ECB President Mario Draghi proposes using the euro area’s temporary rescue fund to buy government bonds on the primary market, while the central bank purchases securities on the secondary market to ensure the transmission of its record-low interest rates, two central bank officials said on July 27 on condition of anonymity.
European stocks rose for an eighth consecutive week last week as German Chancellor Angela Merkel and French President Francois Hollande joined Draghi in promising to do everything to protect the euro.
Air France surged 19 percent to 4.62 euros, its biggest gain in two decades, after posting a narrower second-quarter loss as a restructuring program helped to reduce operating costs. Europe’s second-largest airline by sales reported an operating loss of 66 million euros compared with 145 million euros a year earlier. That beat the average estimate for a 163 million-euro operating loss of three analysts surveyed by Bloomberg. Revenue rose 4.5 percent to 6.5 billion euros.

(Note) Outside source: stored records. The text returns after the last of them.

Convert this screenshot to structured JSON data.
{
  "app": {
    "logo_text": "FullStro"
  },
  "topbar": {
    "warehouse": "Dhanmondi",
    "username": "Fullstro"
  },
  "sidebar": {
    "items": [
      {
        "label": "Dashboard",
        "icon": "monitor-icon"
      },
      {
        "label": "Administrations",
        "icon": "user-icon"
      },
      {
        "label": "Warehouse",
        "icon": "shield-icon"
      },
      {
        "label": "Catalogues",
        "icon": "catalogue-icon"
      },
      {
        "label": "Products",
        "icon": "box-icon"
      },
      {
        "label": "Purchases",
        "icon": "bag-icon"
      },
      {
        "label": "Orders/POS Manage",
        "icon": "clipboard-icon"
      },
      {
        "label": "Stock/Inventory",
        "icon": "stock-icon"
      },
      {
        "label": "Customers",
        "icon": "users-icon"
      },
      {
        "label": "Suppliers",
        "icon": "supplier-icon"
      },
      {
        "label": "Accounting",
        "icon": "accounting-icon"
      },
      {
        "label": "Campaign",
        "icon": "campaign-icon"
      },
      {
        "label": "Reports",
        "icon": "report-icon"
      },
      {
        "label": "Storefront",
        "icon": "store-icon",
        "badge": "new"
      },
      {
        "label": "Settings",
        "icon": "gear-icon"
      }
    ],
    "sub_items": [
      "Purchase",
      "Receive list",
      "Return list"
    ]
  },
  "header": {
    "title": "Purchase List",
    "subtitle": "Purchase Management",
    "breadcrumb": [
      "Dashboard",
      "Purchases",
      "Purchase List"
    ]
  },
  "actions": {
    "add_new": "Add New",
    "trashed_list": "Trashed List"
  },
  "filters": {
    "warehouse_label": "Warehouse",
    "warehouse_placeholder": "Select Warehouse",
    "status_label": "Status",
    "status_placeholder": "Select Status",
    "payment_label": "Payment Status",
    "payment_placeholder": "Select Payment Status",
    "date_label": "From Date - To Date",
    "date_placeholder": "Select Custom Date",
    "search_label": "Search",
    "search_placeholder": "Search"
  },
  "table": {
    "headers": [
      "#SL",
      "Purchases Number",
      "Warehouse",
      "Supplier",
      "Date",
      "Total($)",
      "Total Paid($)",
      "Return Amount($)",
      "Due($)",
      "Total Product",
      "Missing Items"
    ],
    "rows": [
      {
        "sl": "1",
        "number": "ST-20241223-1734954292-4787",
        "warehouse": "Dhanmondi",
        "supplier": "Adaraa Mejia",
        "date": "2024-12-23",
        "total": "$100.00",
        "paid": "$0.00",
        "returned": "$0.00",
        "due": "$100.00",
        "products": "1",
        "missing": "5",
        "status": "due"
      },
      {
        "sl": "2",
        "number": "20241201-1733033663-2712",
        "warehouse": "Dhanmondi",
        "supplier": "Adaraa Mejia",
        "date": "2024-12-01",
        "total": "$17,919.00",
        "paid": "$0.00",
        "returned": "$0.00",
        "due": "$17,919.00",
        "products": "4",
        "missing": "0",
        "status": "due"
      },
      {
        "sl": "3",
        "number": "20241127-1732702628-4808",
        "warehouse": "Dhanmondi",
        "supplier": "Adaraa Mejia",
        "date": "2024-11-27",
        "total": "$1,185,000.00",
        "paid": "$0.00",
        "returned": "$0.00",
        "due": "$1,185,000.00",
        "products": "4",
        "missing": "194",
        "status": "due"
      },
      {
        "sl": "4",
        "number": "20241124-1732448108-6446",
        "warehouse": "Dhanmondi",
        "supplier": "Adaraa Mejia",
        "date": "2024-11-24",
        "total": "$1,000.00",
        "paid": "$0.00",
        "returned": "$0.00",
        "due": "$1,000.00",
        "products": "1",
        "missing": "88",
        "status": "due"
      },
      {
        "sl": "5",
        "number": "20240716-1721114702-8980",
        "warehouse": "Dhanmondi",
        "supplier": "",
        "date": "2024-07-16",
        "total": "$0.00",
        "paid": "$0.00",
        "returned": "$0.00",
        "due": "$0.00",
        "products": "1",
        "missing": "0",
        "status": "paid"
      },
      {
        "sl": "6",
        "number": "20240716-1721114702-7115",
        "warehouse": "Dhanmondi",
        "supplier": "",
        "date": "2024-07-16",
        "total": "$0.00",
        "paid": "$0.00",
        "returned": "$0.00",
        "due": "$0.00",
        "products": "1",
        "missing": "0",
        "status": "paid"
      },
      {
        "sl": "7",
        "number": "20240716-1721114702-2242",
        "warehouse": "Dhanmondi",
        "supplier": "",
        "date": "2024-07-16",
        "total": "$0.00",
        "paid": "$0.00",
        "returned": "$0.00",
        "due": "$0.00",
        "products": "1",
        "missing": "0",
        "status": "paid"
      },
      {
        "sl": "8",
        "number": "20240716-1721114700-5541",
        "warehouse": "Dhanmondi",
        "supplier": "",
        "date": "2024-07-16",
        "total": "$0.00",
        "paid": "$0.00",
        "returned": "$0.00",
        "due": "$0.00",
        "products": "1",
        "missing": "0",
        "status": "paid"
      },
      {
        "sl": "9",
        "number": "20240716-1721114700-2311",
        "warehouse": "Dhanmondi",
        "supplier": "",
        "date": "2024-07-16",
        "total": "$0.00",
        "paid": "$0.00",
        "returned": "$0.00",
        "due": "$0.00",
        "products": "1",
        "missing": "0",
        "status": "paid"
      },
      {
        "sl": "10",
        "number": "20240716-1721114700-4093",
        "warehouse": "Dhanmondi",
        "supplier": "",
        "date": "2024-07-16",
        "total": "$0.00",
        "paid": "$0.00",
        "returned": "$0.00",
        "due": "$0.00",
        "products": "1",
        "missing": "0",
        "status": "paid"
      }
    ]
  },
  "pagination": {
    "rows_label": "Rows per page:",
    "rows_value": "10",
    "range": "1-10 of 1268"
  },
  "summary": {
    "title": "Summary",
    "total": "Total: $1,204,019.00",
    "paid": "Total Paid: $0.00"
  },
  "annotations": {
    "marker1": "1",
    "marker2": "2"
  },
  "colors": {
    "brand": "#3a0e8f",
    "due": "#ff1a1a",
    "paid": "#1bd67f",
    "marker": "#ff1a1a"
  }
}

International Consolidated Airlines Group SA, the parent company of British Airways Plc, rose 7.2 percent to 162 pence. Deutsche Lufthansa AG, Europe’s biggest airline by sales, gained 3.2 percent to 10.41 euros.
National benchmark indexes climbed in western-European market except Iceland. The U.K.’s FTSE 100 Index and France’s CAC 40 Index jumped 1.2 percent, while Germany’s DAX Index gained 1.3 percent.